16 The evidence before me is to the effect that the CCTV cameras do not record what occurs on the dance floor. Mr Watters, counsel for the appellant, submitted that the vision could have been used to discredit the eyewitnesses to the incident, or to record the appellant leaving the nightclub before the incident is said to have occurred. These propositions, at the moment, are no more than assertions and cannot be sustained.

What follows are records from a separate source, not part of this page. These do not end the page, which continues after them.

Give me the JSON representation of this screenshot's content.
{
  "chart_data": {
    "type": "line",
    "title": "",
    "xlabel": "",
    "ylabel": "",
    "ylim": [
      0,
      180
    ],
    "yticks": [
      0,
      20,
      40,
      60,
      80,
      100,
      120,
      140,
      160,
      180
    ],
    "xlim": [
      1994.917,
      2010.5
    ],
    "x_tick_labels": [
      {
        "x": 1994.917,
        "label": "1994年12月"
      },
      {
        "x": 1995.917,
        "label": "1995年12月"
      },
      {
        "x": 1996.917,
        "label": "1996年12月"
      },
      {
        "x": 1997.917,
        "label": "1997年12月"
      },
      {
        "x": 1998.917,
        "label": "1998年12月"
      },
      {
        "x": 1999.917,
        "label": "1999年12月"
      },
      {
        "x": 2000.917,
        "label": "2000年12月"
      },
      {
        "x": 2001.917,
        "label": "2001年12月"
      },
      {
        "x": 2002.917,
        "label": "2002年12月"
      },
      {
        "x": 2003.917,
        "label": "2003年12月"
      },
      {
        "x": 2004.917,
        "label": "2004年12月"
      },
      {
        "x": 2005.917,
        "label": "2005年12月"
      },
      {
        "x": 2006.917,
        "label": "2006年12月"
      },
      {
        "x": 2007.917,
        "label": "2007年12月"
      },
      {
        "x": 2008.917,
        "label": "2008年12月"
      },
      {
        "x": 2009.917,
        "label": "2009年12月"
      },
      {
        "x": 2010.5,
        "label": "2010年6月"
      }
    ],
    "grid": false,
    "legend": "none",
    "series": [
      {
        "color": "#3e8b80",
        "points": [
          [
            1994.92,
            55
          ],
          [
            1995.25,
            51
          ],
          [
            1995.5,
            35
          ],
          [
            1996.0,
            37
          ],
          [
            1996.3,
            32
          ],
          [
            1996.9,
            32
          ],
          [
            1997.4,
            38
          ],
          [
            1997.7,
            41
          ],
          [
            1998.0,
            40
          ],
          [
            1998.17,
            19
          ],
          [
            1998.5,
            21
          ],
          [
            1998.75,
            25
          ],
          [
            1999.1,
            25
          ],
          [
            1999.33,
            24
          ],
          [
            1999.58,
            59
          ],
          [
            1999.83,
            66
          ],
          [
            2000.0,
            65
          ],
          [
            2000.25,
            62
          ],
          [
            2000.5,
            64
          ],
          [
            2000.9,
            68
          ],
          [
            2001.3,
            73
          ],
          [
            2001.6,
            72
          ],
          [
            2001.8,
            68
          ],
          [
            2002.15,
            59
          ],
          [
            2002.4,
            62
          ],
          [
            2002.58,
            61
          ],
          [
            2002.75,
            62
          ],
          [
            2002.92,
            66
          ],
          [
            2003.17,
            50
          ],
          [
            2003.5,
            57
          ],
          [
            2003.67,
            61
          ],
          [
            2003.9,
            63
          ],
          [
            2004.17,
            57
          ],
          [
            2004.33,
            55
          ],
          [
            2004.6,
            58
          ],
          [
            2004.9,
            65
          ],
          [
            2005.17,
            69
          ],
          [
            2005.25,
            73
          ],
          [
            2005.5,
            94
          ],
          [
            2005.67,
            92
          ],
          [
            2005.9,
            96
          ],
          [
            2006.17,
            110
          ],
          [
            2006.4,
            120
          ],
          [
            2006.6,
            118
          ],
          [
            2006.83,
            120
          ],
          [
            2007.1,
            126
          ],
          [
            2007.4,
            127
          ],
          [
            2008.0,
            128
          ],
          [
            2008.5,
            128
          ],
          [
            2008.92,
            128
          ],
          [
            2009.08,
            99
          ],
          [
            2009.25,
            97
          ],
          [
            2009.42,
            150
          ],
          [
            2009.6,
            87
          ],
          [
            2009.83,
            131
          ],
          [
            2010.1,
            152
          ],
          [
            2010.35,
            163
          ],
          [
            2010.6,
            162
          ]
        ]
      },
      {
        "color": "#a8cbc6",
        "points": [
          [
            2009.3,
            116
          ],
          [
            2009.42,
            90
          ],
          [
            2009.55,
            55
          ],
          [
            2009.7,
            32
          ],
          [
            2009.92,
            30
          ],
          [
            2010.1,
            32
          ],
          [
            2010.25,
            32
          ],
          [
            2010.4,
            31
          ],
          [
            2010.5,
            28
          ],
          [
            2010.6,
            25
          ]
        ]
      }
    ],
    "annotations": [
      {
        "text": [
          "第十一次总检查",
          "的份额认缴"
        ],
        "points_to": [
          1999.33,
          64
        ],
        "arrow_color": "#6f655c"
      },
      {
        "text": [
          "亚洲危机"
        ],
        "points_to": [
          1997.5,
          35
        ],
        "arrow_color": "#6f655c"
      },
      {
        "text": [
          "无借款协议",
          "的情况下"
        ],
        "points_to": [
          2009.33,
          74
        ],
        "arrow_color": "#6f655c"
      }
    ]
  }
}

17 For these reasons, at the present time, I am not persuaded that draft ground 1 has strong prospects of success.
18 The second draft ground was not, in any way, developed before me. It is, in substance, an allegation of miscarriage of justice as a result of the incompetence of the appellant's trial counsel. There is no material to enable me to assess the strength of this ground.
19 The other aspect of the appellant's submission concerning exceptional circumstances is the alleged relatively short length of the sentence that has been imposed upon the appellant. The appellant's earliest date for release on parole is October 2014. If the appeal is proceeded with expeditiously, it will most likely be heard by the end of the year. The argument put on behalf of the appellant is that if that occurs, he will have served a substantial portion of the custodial part of his sentence, in which case, his appeal, if successful, will be rendered largely nugatory. I do not accept this submission. By December 2013, or thereabouts, the appellant will have served not yet half of his non-parole period. If his appeal succeeds, I do not think it can be said to have been largely or substantially nugatory.
20 To conclude then, I am not satisfied, at this stage, that exceptional circumstances exist that would justify a grant of bail, nor am I, in the circumstances, prepared to make an urgent appeal order. The order that I make is that the appellant's application for bail pending appeal, or, alternatively, an urgent appeal order dated 14 June 2013, is dismissed.